Les salariés n’hésitent pas à parler de leurs conditions de travail
A l’occasion de la 9e édition de la Semaine pour la qualité de vie au travail, l’Anact a réalisé un sondage sur la place accordée à l’expression des salariés sur leurs conditions de travail. Les résultats sont jugés plutôt positifs.
Près de deux salariés sur trois parlent régulièrement de leurs conditions de travail au sein de leur entreprise. C’est un des enseignements principaux du sondage mené en septembre dernier par l’Agence nationale pour l’amélioration des conditions de travail (Anact) avec l’institut CSA auprès de plus de 1000 salariés français. Parmi ces derniers, ceux travaillant dans des entreprises de plus de 500 salariés et ceux ayant des représentants du personnel sont les plus enclins à évoquer leurs conditions de travail que ceux travaillant dans des PME ou dans des entreprises sans représentant du personnel. Plus étonnant, le sondage révèle que parler de ses conditions de travail n’est pas déterminé par une bonne ou une mauvaise appréciation de ces dernières. En effet, 86% des personnes interrogées estiment qu’elles sont bonnes, voire très bonnes pour 19% des répondants. Cette appréciation étant encore plus favorable dans les plus petites entreprises: 36% des personnes interrogées travaillant dans des entreprises de un à neuf salariés jugent également leurs conditions de travail très bonnes.

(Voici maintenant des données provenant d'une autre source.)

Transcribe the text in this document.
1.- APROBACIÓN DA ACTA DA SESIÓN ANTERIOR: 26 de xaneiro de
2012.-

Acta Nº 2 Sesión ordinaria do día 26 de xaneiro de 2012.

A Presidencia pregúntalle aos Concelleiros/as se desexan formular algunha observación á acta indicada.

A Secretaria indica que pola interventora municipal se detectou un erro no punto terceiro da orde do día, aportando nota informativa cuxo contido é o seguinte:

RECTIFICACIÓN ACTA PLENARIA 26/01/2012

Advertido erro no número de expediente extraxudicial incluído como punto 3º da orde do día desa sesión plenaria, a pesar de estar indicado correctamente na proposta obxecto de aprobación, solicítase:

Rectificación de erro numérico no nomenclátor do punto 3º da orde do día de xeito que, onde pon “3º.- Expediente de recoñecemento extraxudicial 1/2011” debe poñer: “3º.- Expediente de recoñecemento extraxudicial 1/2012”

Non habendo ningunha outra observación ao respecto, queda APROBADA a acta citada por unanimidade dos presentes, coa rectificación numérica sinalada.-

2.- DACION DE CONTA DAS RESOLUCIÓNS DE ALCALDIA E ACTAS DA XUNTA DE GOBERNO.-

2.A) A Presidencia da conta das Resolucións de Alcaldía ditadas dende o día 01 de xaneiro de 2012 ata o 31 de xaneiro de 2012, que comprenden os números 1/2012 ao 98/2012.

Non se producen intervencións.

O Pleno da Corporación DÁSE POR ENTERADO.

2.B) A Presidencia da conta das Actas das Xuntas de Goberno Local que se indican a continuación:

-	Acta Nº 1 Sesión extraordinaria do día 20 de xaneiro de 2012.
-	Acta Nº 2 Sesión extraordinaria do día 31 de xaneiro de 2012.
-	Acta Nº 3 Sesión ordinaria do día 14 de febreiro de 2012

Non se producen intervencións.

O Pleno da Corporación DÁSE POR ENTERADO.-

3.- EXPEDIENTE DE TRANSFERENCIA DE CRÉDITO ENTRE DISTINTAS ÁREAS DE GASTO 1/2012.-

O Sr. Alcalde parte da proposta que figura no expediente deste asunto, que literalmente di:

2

La sécurité, un sujet de discussion important
Parmi les sujets abordés par les salariés, les relations dans l’entreprise (ambiance, écoute, reconnaissance, etc.), le contenu du travail et son organisation sont les plus régulièrement cités. Les sujets liés à l’environnement physique du travail, et notamment la sécurité, sont évoqués par les deux tiers des sondés qui déclarent par ailleurs parler de ces sujets plutôt avec leurs représentants du personnel (27%) qu’avec leur direction (25%). En revanche, la direction est perçue comme la première responsable de l’amélioration des conditions de travail: 50% des salariés la citent en premier devant les collègues (21%) et surtout loin devant le management intermédiaire (16%). "C’est un résultat un peu surprenant, estime Dominique Vandroz, directeur général par intérim de l’Anact. C’est probablement l’effet de groupe: les salariés estiment qu’à plusieurs ils contribuent plus à l’amélioration de la situation que leur management de proximité."